For all the jokes, hand wringing, and ink spilled about Paris Hilton, even her recent jail time, we are a country whose consumers made 1 Night in Paris zoom to the top of the porn best-seller charts, resurrecting an interest in celebrity sex tapes that’s seeing burgeoning sales once thought to have gone the way of Pam and Tommy. But what happens when you’re an Iranian actress caught fucking on film⎯or possibly fucking on film? Pari Esfandiari and Richard Buskin investigate the case of Zahra Amir Ebrahimi, who’s embroiled in a sex scandal about a tape in which she may or may not star, offering insights into the changes in Iranian culture which have made sex both more and less taboo. The situation has seemingly worsened in recent months; in June 2007, Iran’s parliament, in a 148-5 vote, approved a measure saying “producers of pornographic works and main elements in their production are considered corruptors of the world and could be sentenced to punishment as corruptors of the world.”

As for the word “Best” in the title, I’m the first to admit that this is a fully subjective call. Sex is everywhere, and I encourage you to read more about it on the growing network of sex blogs and mainstream and alternative publications, or take pen to paper (or fingers to computer screen) and write your own sexual manifesto.

I thought I knew a lot about sex when I started working on this book. I’ve had dozens of lovers, I wrote a sex column for the Village Voice for two and a half years, I’m on staff at an adult magazine, and I have listened to countless confessions of sexual peccadilloes and adventures. But when it comes to sex, we can all learn something, as you’ll see from even a brief perusal of the table of contents or by skimming any of these chapters⎯I certainly did.

Sometimes I think sex is a code word for every dirty, naughty, perverted thought anyone’s ever had.

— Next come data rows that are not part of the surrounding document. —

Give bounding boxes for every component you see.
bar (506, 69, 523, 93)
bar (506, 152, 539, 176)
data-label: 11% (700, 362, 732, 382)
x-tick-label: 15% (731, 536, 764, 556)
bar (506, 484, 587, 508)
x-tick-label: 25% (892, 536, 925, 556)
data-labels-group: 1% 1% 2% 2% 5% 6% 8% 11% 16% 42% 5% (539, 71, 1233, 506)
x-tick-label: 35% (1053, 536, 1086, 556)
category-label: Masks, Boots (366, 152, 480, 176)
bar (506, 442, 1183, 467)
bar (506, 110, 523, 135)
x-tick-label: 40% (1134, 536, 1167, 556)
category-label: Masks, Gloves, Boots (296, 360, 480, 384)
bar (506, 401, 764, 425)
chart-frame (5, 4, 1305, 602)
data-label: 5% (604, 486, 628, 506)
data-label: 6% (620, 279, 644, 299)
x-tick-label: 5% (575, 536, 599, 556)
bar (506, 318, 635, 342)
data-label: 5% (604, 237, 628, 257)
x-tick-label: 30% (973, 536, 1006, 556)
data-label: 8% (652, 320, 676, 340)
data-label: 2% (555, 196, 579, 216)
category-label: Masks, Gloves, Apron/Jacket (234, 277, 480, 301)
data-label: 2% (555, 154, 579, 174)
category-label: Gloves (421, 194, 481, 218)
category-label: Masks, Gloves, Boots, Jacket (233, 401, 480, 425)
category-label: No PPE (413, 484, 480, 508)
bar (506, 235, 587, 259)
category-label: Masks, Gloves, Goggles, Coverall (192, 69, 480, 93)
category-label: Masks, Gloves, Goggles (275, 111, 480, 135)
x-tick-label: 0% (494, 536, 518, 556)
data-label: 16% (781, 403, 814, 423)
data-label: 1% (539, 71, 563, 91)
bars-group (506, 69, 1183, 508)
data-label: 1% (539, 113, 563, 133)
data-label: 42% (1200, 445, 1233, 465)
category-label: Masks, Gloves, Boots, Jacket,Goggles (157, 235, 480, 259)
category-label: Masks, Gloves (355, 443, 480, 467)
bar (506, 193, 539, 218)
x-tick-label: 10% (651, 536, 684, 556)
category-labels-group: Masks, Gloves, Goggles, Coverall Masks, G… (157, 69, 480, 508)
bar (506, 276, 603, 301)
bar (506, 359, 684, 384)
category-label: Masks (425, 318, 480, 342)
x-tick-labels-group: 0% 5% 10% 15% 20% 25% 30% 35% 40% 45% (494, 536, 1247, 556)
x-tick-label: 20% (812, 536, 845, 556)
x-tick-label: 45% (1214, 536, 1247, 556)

For some it can be encompassed in a kiss, for others a flogging, a performance, or an intense masturbation session. For others, like that famous maxim about pornography, they know it when they’re doing it. Sex is broad enough (and powerful enough) that we will continue to write, talk, and debate about it for centuries to come⎯when we’re not busy engaging in our preferred version of it. When I tell people I write about sex, I can see immediately whether their judgment about me has changed in the second it took me to say it. Most of the time, I don’t have time to sit and explain how complex a topic we’re talking about. Now, I can just hand them this book, which asks just as many questions as it answers, and hopefully does what good sex should do: leave you wanting more.